The term “prevent” or “preventing” refers protecting a subject that is at risk for a disease or condition (e.g., a dilated cardiomyopathy) from developing the disease or condition, or decreasing the risk that a subject can develop the disease or condition.
As used herein, the terms “subject”, “individual” or “patient” refer, interchangeably, to a warm-blooded animal such as a mammal. In particular embodiments, the term refers to a human. A subject may have, be suspected of having, or be predisposed to a lysosomal storage disorder as described herein. The term also includes livestock, pet animals, or animals kept for study, including horses, cows, sheep, poultry, pigs, cats, dogs, zoo animals, goats, primates (e.g. chimpanzee), and rodents. A “subject in need thereof” refers to a subject that has one or more symptoms of dilated cardiomyopathy (DCM), that has received a diagnosis of a DCM, that is suspected of having or being predisposed to a DCM, and/or that has identified one or more point mutations of DCM-associated genes.

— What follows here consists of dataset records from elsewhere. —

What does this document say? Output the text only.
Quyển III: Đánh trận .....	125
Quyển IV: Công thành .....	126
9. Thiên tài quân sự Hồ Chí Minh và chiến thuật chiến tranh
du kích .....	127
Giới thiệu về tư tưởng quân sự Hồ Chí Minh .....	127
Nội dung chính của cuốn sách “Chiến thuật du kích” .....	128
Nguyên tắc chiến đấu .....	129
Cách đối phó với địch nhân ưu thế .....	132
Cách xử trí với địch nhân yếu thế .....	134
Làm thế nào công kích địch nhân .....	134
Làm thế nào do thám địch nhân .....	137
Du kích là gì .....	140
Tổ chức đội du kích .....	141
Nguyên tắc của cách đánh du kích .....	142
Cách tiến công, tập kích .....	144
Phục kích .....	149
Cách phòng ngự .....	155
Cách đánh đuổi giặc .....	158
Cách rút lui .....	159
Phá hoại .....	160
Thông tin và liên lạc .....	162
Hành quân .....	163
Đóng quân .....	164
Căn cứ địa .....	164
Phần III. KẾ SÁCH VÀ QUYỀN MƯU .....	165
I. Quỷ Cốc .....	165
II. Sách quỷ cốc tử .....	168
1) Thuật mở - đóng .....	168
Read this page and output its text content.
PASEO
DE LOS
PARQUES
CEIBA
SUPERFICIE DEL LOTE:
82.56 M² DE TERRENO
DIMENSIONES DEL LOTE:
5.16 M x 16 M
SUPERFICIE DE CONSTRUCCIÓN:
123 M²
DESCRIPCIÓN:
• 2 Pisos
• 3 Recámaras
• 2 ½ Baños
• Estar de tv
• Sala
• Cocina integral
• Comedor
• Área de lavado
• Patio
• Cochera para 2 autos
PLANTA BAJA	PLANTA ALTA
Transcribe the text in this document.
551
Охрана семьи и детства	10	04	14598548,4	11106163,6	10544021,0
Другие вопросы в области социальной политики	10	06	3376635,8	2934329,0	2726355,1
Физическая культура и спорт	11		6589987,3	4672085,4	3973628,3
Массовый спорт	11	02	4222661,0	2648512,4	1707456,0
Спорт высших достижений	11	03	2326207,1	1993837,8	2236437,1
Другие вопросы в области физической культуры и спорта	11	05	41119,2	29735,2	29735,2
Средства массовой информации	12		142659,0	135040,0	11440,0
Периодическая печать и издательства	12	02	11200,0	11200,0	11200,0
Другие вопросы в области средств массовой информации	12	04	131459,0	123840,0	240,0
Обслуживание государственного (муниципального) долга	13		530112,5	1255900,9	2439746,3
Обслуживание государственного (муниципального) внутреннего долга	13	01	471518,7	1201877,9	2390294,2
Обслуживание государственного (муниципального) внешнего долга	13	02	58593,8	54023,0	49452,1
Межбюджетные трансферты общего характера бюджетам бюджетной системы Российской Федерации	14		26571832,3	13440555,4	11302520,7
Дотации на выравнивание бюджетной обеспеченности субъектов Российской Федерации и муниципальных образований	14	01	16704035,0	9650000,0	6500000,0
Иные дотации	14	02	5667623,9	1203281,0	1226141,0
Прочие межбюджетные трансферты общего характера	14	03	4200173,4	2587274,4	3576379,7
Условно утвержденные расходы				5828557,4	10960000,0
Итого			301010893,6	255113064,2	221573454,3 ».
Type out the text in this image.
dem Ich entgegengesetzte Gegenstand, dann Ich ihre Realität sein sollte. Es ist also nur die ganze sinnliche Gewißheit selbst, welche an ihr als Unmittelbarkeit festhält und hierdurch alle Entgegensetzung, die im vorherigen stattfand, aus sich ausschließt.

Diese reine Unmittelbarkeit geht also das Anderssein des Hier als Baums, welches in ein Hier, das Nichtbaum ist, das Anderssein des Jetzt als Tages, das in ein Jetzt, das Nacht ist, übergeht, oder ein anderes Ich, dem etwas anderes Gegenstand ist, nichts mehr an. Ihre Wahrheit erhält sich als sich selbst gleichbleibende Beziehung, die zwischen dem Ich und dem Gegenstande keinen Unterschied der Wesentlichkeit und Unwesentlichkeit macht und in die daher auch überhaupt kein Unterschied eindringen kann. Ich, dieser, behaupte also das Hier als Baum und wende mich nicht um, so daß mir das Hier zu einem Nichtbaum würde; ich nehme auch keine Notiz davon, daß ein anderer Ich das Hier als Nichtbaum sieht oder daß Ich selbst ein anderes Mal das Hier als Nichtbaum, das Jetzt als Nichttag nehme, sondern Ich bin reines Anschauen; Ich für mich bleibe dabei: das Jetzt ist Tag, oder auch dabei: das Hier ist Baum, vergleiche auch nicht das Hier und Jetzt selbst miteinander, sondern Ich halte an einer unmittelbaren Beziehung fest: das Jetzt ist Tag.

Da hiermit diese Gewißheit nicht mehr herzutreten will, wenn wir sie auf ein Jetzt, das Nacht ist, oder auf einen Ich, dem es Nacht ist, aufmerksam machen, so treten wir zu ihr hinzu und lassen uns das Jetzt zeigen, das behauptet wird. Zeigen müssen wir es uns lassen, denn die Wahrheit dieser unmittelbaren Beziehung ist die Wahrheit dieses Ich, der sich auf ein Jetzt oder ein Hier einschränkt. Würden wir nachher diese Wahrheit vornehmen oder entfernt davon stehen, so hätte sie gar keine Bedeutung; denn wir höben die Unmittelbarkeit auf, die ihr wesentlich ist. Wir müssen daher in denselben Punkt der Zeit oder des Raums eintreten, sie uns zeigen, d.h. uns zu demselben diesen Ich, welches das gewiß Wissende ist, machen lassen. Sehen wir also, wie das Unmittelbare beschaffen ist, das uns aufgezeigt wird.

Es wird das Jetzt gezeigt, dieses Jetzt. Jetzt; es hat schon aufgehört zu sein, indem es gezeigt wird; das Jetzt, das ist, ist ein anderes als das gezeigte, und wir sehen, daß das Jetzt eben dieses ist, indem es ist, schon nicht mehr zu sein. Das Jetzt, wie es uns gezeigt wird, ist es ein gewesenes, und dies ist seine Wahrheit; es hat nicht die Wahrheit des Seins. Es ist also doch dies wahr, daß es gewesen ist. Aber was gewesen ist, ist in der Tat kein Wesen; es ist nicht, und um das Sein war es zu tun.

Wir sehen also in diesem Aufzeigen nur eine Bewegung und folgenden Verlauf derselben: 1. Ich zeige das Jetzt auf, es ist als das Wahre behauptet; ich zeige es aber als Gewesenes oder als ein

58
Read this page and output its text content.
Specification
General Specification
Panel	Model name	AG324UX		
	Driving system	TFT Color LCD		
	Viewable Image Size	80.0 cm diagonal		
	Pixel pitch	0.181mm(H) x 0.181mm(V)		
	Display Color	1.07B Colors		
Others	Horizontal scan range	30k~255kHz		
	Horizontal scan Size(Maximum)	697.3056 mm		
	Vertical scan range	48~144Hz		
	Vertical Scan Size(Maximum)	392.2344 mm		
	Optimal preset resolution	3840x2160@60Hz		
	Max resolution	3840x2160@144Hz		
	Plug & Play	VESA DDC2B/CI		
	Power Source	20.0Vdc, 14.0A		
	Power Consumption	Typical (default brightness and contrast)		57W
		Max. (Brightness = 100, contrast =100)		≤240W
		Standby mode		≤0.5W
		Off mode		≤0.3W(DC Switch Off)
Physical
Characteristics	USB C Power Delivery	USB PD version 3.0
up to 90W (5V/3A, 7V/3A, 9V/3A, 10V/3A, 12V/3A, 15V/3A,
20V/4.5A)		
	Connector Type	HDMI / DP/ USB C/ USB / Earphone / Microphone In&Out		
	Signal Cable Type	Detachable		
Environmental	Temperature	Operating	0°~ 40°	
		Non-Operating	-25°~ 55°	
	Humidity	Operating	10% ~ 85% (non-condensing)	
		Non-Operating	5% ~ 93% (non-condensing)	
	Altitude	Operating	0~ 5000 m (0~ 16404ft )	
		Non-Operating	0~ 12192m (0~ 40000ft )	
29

As used herein, the term “administering” includes oral administration, topical contact, administration as a suppository, intravenous, intraperitoneal, intramuscular, intralesional, intratumoral, intradermal, intralymphatic, intrathecal, intranasal, or subcutaneous administration to a subject. Administration is by any route, including parenteral and transmucosal (e.g., buccal, sublingual, palatal, gingival, nasal, vaginal, rectal, or transdermal). Parenteral administration includes, e.g., intravenous, intramuscular, intra-arteriole, intradermal, subcutaneous, intraperitoneal, intraventricular, and intracranial. Other modes of delivery include, but are not limited to, the use of liposomal formulations, intravenous infusion, transdermal patches, etc.
The term “pharmaceutically acceptable carrier” refers to a substance that aids the administration of an active agent to a cell, an organism, or a subject. “Pharmaceutically acceptable carrier” refers to a carrier or excipient that can be included in the compositions of the disclosure and that causes no significant adverse toxicological effect on the subject. Non-limiting examples of pharmaceutically acceptable carriers include water, sodium chloride, normal saline solutions, lactated Ringer's, normal sucrose, normal glucose, binders, fillers, disintegrants, lubricants, coatings, sweeteners, flavors and colors, liposomes, dispersion media, microcapsules, cationic lipid carriers, isotonic and absorption delaying agents, and the like. The carrier may also be substances for providing the formulation with stability, sterility and isotonicity (e.g. antimicrobial preservatives, antioxidants, chelating agents and buffers), for preventing the action of microorganisms (e.g. antimicrobial and antifungal agents, such as parabens, chlorobutanol, sorbic acid and the like) or for providing the formulation with an edible flavor etc. In some instances, the carrier is an agent that facilitates the delivery of a modified cell to a target cell or tissue. One of skill in the art will recognize that other pharmaceutical carriers are useful in the present disclosure.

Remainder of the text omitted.